Voor ik kon besluiten wat ik moest doen, ging de voordeur open en de politieagenten kwamen naar buiten, met oom Buster. Ze zagen me staan, half in de schaduw, half in het licht, aan het eind van de oprit.
'Phoebe?' riep oom Buster. 'Ben jij het?'
'Ja,' antwoordde ik.
'Kom meteen hier,' snauwde hij.
Langzaam liep ik naar hen toe. Hij draaide zich om en riep naar binnen: 'Ze is thuis, Mae Louise!'
Ik hoorde haar haastig door de gang naar de voordeur lopen.
'Waar ben je geweest, Phoebe?' vroeg oom Buster.
ik was verdwaald.' Ik keek van de ene politieman naar de andere.
iedereen heeft je gezocht, meisje,' zei oom Buster.
Tante Mae Louise kwam achter hem staan.
'Waar ben je geweest?' schreeuwde ze.
'Ze zei dat ze verdwaald was,' zei oom Buster.

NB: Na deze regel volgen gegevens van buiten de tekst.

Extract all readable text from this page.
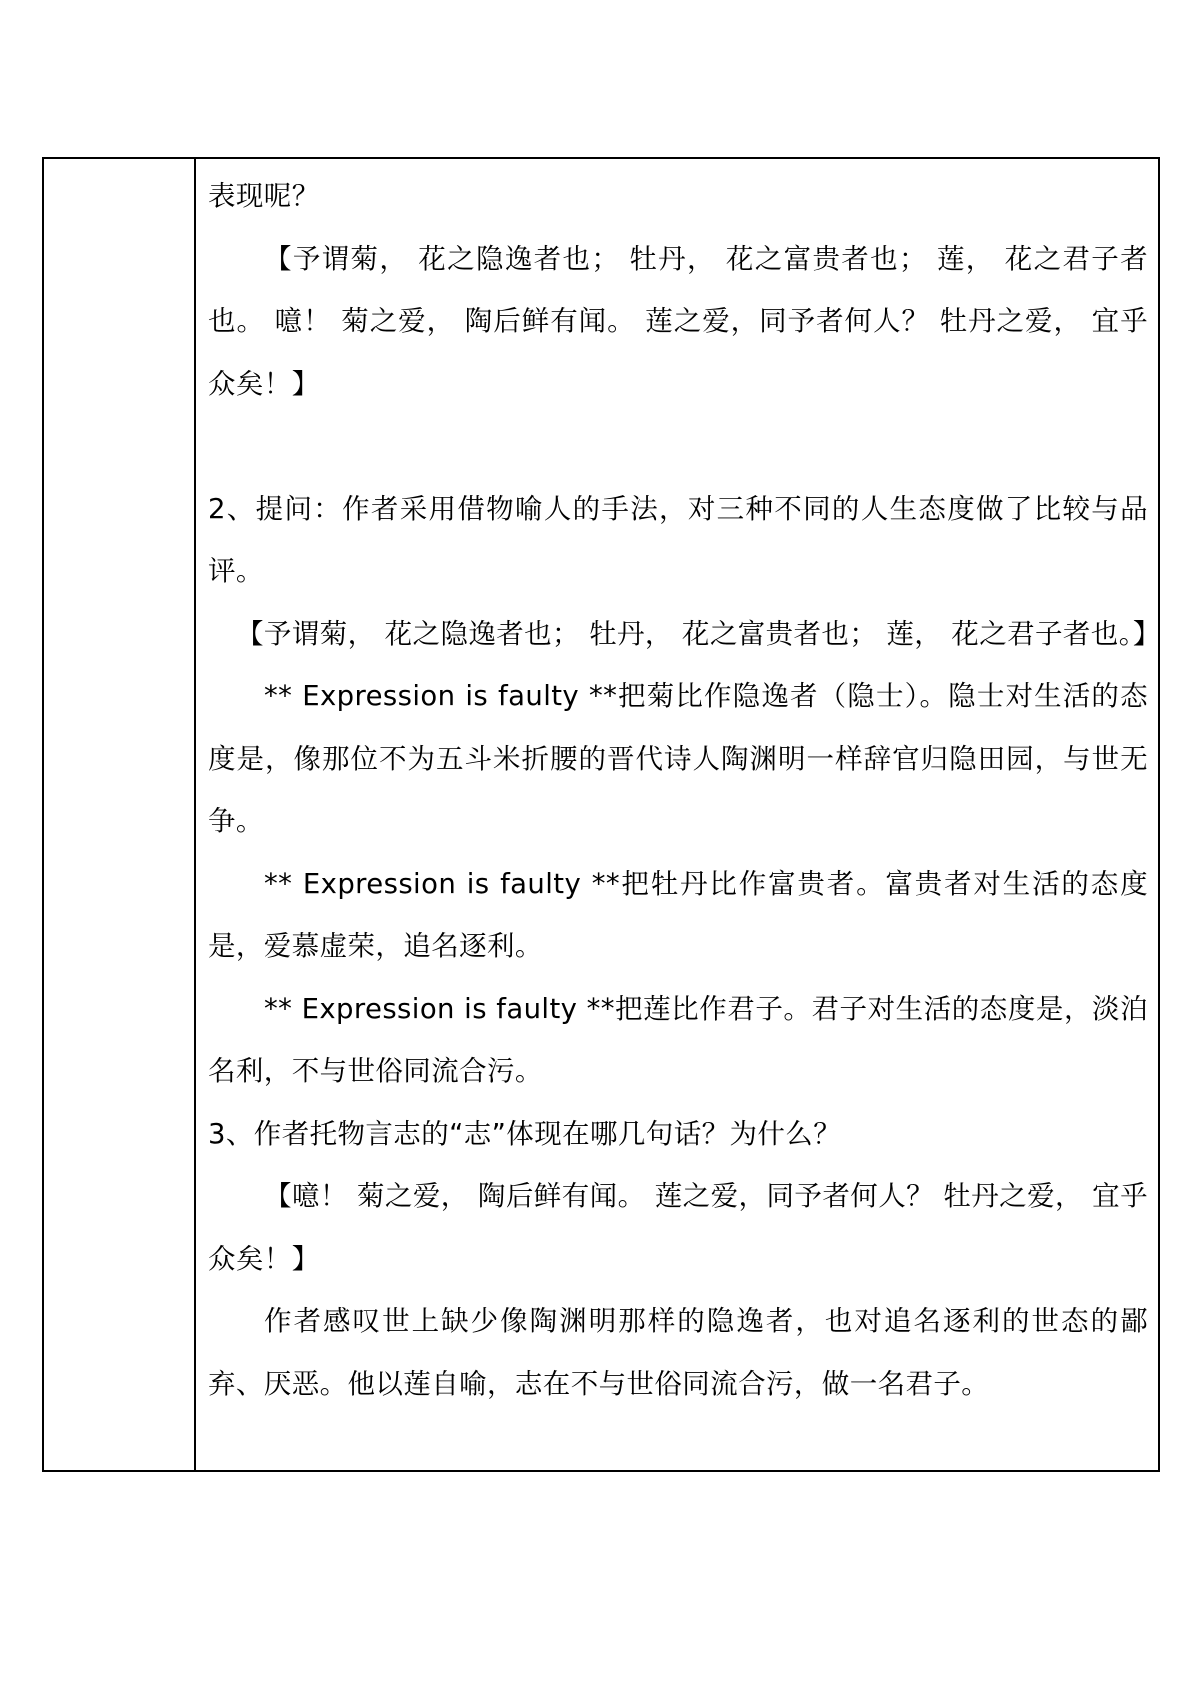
表现呢？

【予谓菊， 花之隐逸者也； 牡丹， 花之富贵者也； 莲， 花之君子者也。 噫！ 菊之爱， 陶后鲜有闻。 莲之爱，同予者何人？ 牡丹之爱， 宜乎众矣！】

2、提问：作者采用借物喻人的手法，对三种不同的人生态度做了比较与品评。

【予谓菊， 花之隐逸者也； 牡丹， 花之富贵者也； 莲， 花之君子者也。】

** Expression is faulty **把菊比作隐逸者（隐士）。隐士对生活的态度是，像那位不为五斗米折腰的晋代诗人陶渊明一样辞官归隐田园，与世无争。

** Expression is faulty **把牡丹比作富贵者。富贵者对生活的态度是，爱慕虚荣，追名逐利。

** Expression is faulty **把莲比作君子。君子对生活的态度是，淡泊名利，不与世俗同流合污。

3、作者托物言志的“志”体现在哪几句话？为什么？

【噫！ 菊之爱， 陶后鲜有闻。 莲之爱，同予者何人？ 牡丹之爱， 宜乎众矣！】

作者感叹世上缺少像陶渊明那样的隐逸者，也对追名逐利的世态的鄙弃、厌恶。他以莲自喻，志在不与世俗同流合污，做一名君子。
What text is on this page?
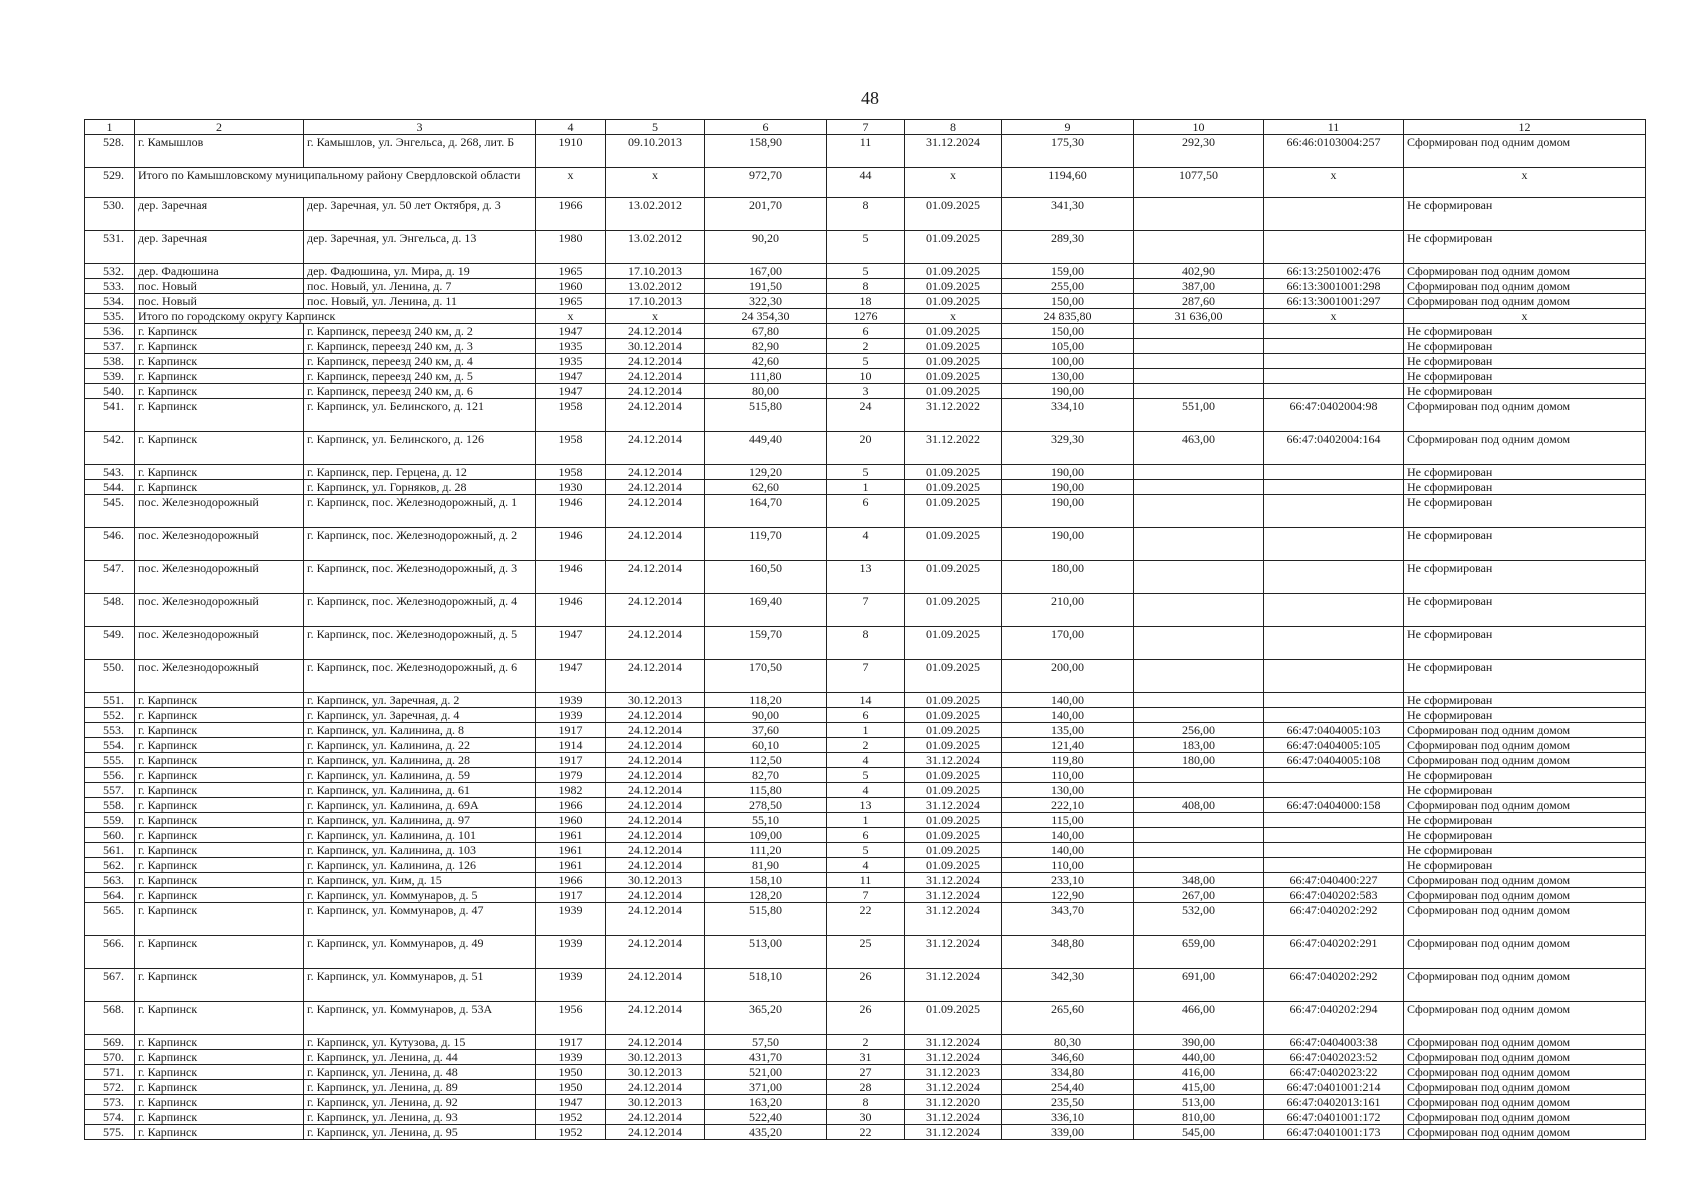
48
1	2	3	4	5	6	7	8	9	10	11	12
528.	г. Камышлов	г. Камышлов, ул. Энгельса, д. 268, лит. Б	1910	09.10.2013	158,90	11	31.12.2024	175,30	292,30	66:46:0103004:257	Сформирован под одним домом
529.	Итого по Камышловскому муниципальному району Свердловской области		x	x	972,70	44	x	1194,60	1077,50	x	x
530.	дер. Заречная	дер. Заречная, ул. 50 лет Октября, д. 3	1966	13.02.2012	201,70	8	01.09.2025	341,30			Не сформирован
531.	дер. Заречная	дер. Заречная, ул. Энгельса, д. 13	1980	13.02.2012	90,20	5	01.09.2025	289,30			Не сформирован
532.	дер. Фадюшина	дер. Фадюшина, ул. Мира, д. 19	1965	17.10.2013	167,00	5	01.09.2025	159,00	402,90	66:13:2501002:476	Сформирован под одним домом
533.	пос. Новый	пос. Новый, ул. Ленина, д. 7	1960	13.02.2012	191,50	8	01.09.2025	255,00	387,00	66:13:3001001:298	Сформирован под одним домом
534.	пос. Новый	пос. Новый, ул. Ленина, д. 11	1965	17.10.2013	322,30	18	01.09.2025	150,00	287,60	66:13:3001001:297	Сформирован под одним домом
535.	Итого по городскому округу Карпинск		x	x	24 354,30	1276	x	24 835,80	31 636,00	x	x
536.	г. Карпинск	г. Карпинск, переезд 240 км, д. 2	1947	24.12.2014	67,80	6	01.09.2025	150,00			Не сформирован
537.	г. Карпинск	г. Карпинск, переезд 240 км, д. 3	1935	30.12.2014	82,90	2	01.09.2025	105,00			Не сформирован
538.	г. Карпинск	г. Карпинск, переезд 240 км, д. 4	1935	24.12.2014	42,60	5	01.09.2025	100,00			Не сформирован
539.	г. Карпинск	г. Карпинск, переезд 240 км, д. 5	1947	24.12.2014	111,80	10	01.09.2025	130,00			Не сформирован
540.	г. Карпинск	г. Карпинск, переезд 240 км, д. 6	1947	24.12.2014	80,00	3	01.09.2025	190,00			Не сформирован
541.	г. Карпинск	г. Карпинск, ул. Белинского, д. 121	1958	24.12.2014	515,80	24	31.12.2022	334,10	551,00	66:47:0402004:98	Сформирован под одним домом
542.	г. Карпинск	г. Карпинск, ул. Белинского, д. 126	1958	24.12.2014	449,40	20	31.12.2022	329,30	463,00	66:47:0402004:164	Сформирован под одним домом
543.	г. Карпинск	г. Карпинск, пер. Герцена, д. 12	1958	24.12.2014	129,20	5	01.09.2025	190,00			Не сформирован
544.	г. Карпинск	г. Карпинск, ул. Горняков, д. 28	1930	24.12.2014	62,60	1	01.09.2025	190,00			Не сформирован
545.	пос. Железнодорожный	г. Карпинск, пос. Железнодорожный, д. 1	1946	24.12.2014	164,70	6	01.09.2025	190,00			Не сформирован
546.	пос. Железнодорожный	г. Карпинск, пос. Железнодорожный, д. 2	1946	24.12.2014	119,70	4	01.09.2025	190,00			Не сформирован
547.	пос. Железнодорожный	г. Карпинск, пос. Железнодорожный, д. 3	1946	24.12.2014	160,50	13	01.09.2025	180,00			Не сформирован
548.	пос. Железнодорожный	г. Карпинск, пос. Железнодорожный, д. 4	1946	24.12.2014	169,40	7	01.09.2025	210,00			Не сформирован
549.	пос. Железнодорожный	г. Карпинск, пос. Железнодорожный, д. 5	1947	24.12.2014	159,70	8	01.09.2025	170,00			Не сформирован
550.	пос. Железнодорожный	г. Карпинск, пос. Железнодорожный, д. 6	1947	24.12.2014	170,50	7	01.09.2025	200,00			Не сформирован
551.	г. Карпинск	г. Карпинск, ул. Заречная, д. 2	1939	30.12.2013	118,20	14	01.09.2025	140,00			Не сформирован
552.	г. Карпинск	г. Карпинск, ул. Заречная, д. 4	1939	24.12.2014	90,00	6	01.09.2025	140,00			Не сформирован
553.	г. Карпинск	г. Карпинск, ул. Калинина, д. 8	1917	24.12.2014	37,60	1	01.09.2025	135,00	256,00	66:47:0404005:103	Сформирован под одним домом
554.	г. Карпинск	г. Карпинск, ул. Калинина, д. 22	1914	24.12.2014	60,10	2	01.09.2025	121,40	183,00	66:47:0404005:105	Сформирован под одним домом
555.	г. Карпинск	г. Карпинск, ул. Калинина, д. 28	1917	24.12.2014	112,50	4	31.12.2024	119,80	180,00	66:47:0404005:108	Сформирован под одним домом
556.	г. Карпинск	г. Карпинск, ул. Калинина, д. 59	1979	24.12.2014	82,70	5	01.09.2025	110,00			Не сформирован
557.	г. Карпинск	г. Карпинск, ул. Калинина, д. 61	1982	24.12.2014	115,80	4	01.09.2025	130,00			Не сформирован
558.	г. Карпинск	г. Карпинск, ул. Калинина, д. 69А	1966	24.12.2014	278,50	13	31.12.2024	222,10	408,00	66:47:0404000:158	Сформирован под одним домом
559.	г. Карпинск	г. Карпинск, ул. Калинина, д. 97	1960	24.12.2014	55,10	1	01.09.2025	115,00			Не сформирован
560.	г. Карпинск	г. Карпинск, ул. Калинина, д. 101	1961	24.12.2014	109,00	6	01.09.2025	140,00			Не сформирован
561.	г. Карпинск	г. Карпинск, ул. Калинина, д. 103	1961	24.12.2014	111,20	5	01.09.2025	140,00			Не сформирован
562.	г. Карпинск	г. Карпинск, ул. Калинина, д. 126	1961	24.12.2014	81,90	4	01.09.2025	110,00			Не сформирован
563.	г. Карпинск	г. Карпинск, ул. Ким, д. 15	1966	30.12.2013	158,10	11	31.12.2024	233,10	348,00	66:47:040400:227	Сформирован под одним домом
564.	г. Карпинск	г. Карпинск, ул. Коммунаров, д. 5	1917	24.12.2014	128,20	7	31.12.2024	122,90	267,00	66:47:040202:583	Сформирован под одним домом
565.	г. Карпинск	г. Карпинск, ул. Коммунаров, д. 47	1939	24.12.2014	515,80	22	31.12.2024	343,70	532,00	66:47:040202:292	Сформирован под одним домом
566.	г. Карпинск	г. Карпинск, ул. Коммунаров, д. 49	1939	24.12.2014	513,00	25	31.12.2024	348,80	659,00	66:47:040202:291	Сформирован под одним домом
567.	г. Карпинск	г. Карпинск, ул. Коммунаров, д. 51	1939	24.12.2014	518,10	26	31.12.2024	342,30	691,00	66:47:040202:292	Сформирован под одним домом
568.	г. Карпинск	г. Карпинск, ул. Коммунаров, д. 53А	1956	24.12.2014	365,20	26	01.09.2025	265,60	466,00	66:47:040202:294	Сформирован под одним домом
569.	г. Карпинск	г. Карпинск, ул. Кутузова, д. 15	1917	24.12.2014	57,50	2	31.12.2024	80,30	390,00	66:47:0404003:38	Сформирован под одним домом
570.	г. Карпинск	г. Карпинск, ул. Ленина, д. 44	1939	30.12.2013	431,70	31	31.12.2024	346,60	440,00	66:47:0402023:52	Сформирован под одним домом
571.	г. Карпинск	г. Карпинск, ул. Ленина, д. 48	1950	30.12.2013	521,00	27	31.12.2023	334,80	416,00	66:47:0402023:22	Сформирован под одним домом
572.	г. Карпинск	г. Карпинск, ул. Ленина, д. 89	1950	24.12.2014	371,00	28	31.12.2024	254,40	415,00	66:47:0401001:214	Сформирован под одним домом
573.	г. Карпинск	г. Карпинск, ул. Ленина, д. 92	1947	30.12.2013	163,20	8	31.12.2020	235,50	513,00	66:47:0402013:161	Сформирован под одним домом
574.	г. Карпинск	г. Карпинск, ул. Ленина, д. 93	1952	24.12.2014	522,40	30	31.12.2024	336,10	810,00	66:47:0401001:172	Сформирован под одним домом
575.	г. Карпинск	г. Карпинск, ул. Ленина, д. 95	1952	24.12.2014	435,20	22	31.12.2024	339,00	545,00	66:47:0401001:173	Сформирован под одним домом
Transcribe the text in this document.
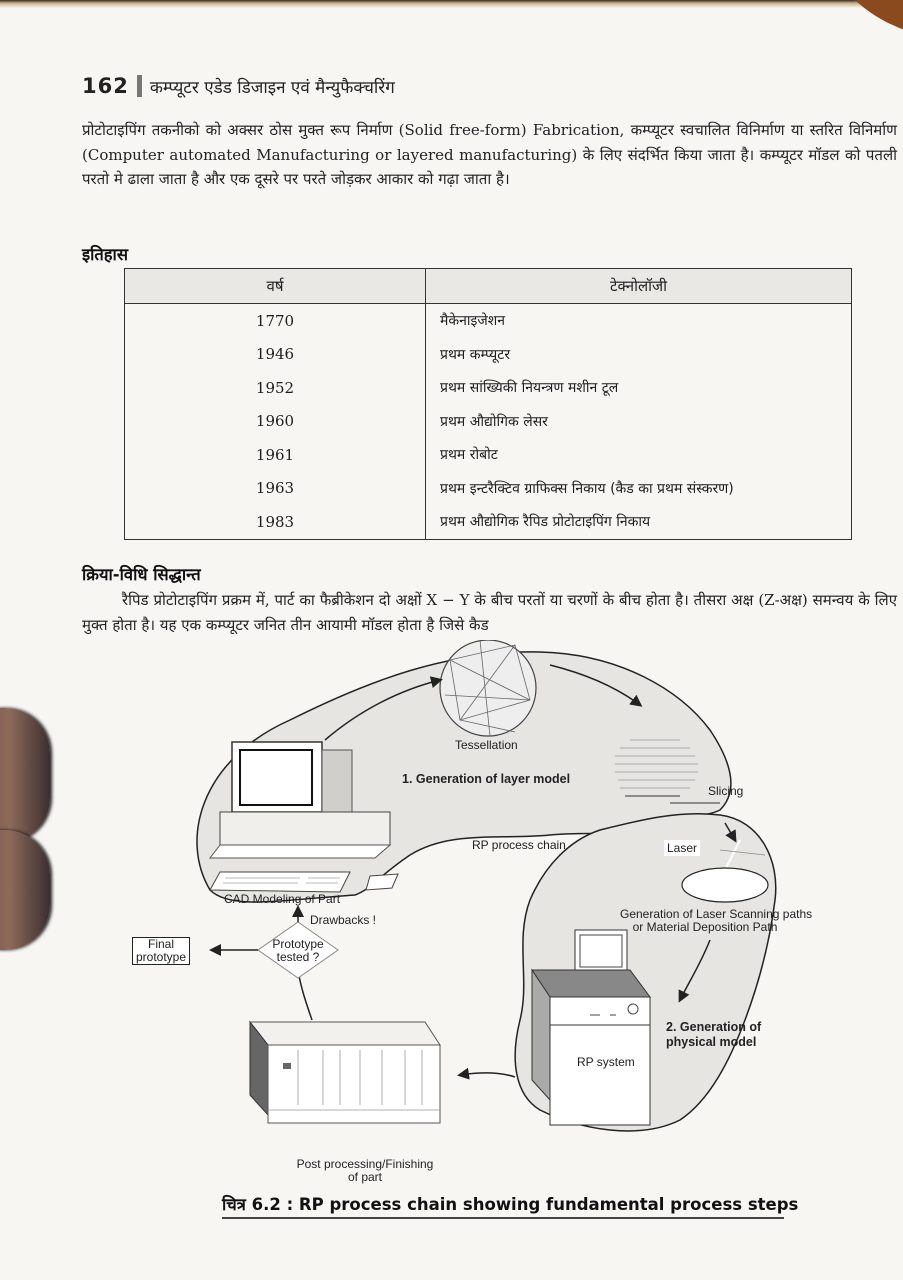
162 कम्प्यूटर एडेड डिजाइन एवं मैन्युफैक्चरिंग

प्रोटोटाइपिंग तकनीको को अक्सर ठोस मुक्त रूप निर्माण (Solid free-form) Fabrication, कम्प्यूटर स्वचालित विनिर्माण या स्तरित विनिर्माण (Computer automated Manufacturing or layered manufacturing) के लिए संदर्भित किया जाता है। कम्प्यूटर मॉडल को पतली परतो मे ढाला जाता है और एक दूसरे पर परते जोड़कर आकार को गढ़ा जाता है।

इतिहास
वर्ष	टेक्नोलॉजी
1770	मैकेनाइजेशन
1946	प्रथम कम्प्यूटर
1952	प्रथम सांख्यिकी नियन्त्रण मशीन टूल
1960	प्रथम औद्योगिक लेसर
1961	प्रथम रोबोट
1963	प्रथम इन्टरैक्टिव ग्राफिक्स निकाय (कैड का प्रथम संस्करण)
1983	प्रथम औद्योगिक रैपिड प्रोटोटाइपिंग निकाय
क्रिया-विधि सिद्धान्त

रैपिड प्रोटोटाइपिंग प्रक्रम में, पार्ट का फैब्रीकेशन दो अक्षों X − Y के बीच परतों या चरणों के बीच होता है। तीसरा अक्ष (Z-अक्ष) समन्वय के लिए मुक्त होता है। यह एक कम्प्यूटर जनित तीन आयामी मॉडल होता है जिसे कैड

Tessellation
1. Generation of layer model
Slicing
RP process chain	Laser
Generation of Laser Scanning paths
or Material Deposition Path
2. Generation of
physical model
RP system
CAD Modeling of Part
Drawbacks !
Prototype
tested ?
Final
prototype
Post processing/Finishing
of part
चित्र 6.2 : RP process chain showing fundamental process steps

'O, verdwaald, ja, maar in tegenstelling tot de verloren zoon, is ze niet gedwaald en teruggekeerd, o, nee. Bij lange na niet. Hoe kon je zoiets doen? Je vader ligt net in zijn graf - hoe kón je zo slecht zijn?'
'Wat heb ik gedaan?'jammerde ik. Ik keek naar de kwaadkijkende politieagenten en besefte dat ze niet hier waren vanwege mama, maar vanwege mij. Die jongens hadden nog meer leugens verteld. Ik begon te brabbelen. 'Zij zijn degenen die mij hebben bedrogen en in de val gelokt. Zij hebben gelogen.'
'Waar heb je het over? Wie heeft gelogen? En over leugens gesproken: je zei dat je naar het huis van dat meisje ging terwijl je naar een feest ging met een hoop jongens,' zei tante Mae Louise vinnig. 'Je kunt niets anders dan liegen en je liegt nu nog steeds.'
'Dat is niet waar,' kermde ik.
'Je hebt een jongen vanavond lelijk verwond,' zei oom Buster. 'Hij ligt in het ziekenhuis. Weetje dat?' 'Hij verdiende het. Ze verdienen het allemaal om in het ziekenhuis te liggen.'
'O, moet je dat horen,' zei tante Mae tegen de agenten.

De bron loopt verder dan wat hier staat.